For me, if you want any level of "feel"...which after all is why most of us sail, then forget a hydraulic system. There's no feedback at all from the rudder, so you can't feel when bite is being lost when over-pressed, you can't feel the helm load up in the gusts....to me it's simply not what sailboat steering should feel like.

There's a reason hydraulic steering is prolific in motor-boats, and relatively little used on sailboats. Even mega-yachts tend to use mechanical systems, with hydraulic "power assist", not full hydraulic systems for their helms.

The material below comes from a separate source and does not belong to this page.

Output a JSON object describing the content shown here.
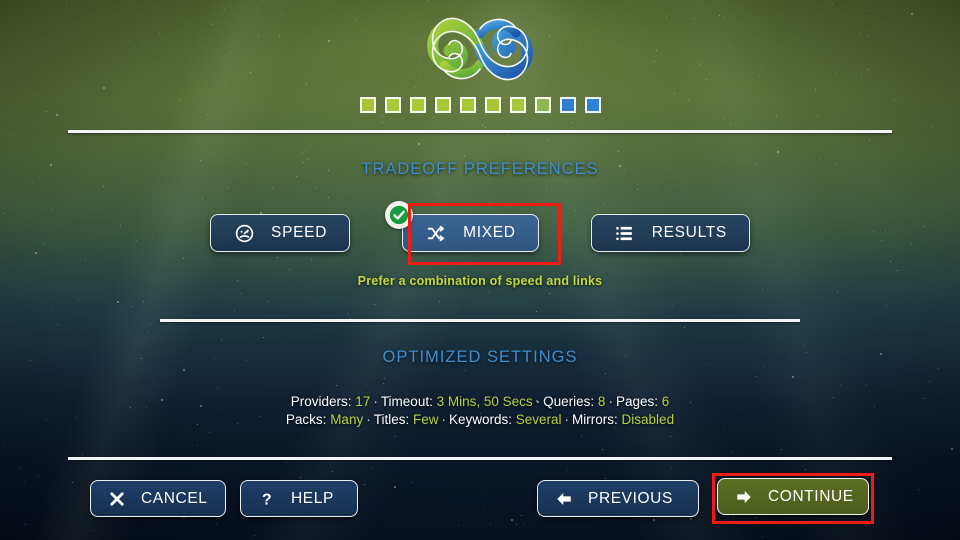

It shouldn't be too difficult to find the cause of your stiff steering. Best is to disconnect the cables entirely, such that every element of the system is independent. Work from the rudder (i.e. could be the bearings), backwards through the turning sheaves, to the idlers under the pedestal and finally up to the steerer shaft itself. You'll find one or more areas that need attention due to wear, lack of maintenance/lubrication etc....if you have conduit (this should be blue ribbed stuff)..then you need to make sure the conduit is terminated properly at each end...and look out for black dust at either end..which would indicate the cable is wearing through the conduit liner. This adds a crazy amount of friction.

Final note, the cable tension should be set "just" tight enough, thus that there is no risk of jumping off the quadrant/idlers and that backlash is eliminated, but any tighter than that and all that's happening is additional friction is being introduced to the system.

Hope that helps, but I would urge you, if possible, to stick with the current system and diagnose the problem.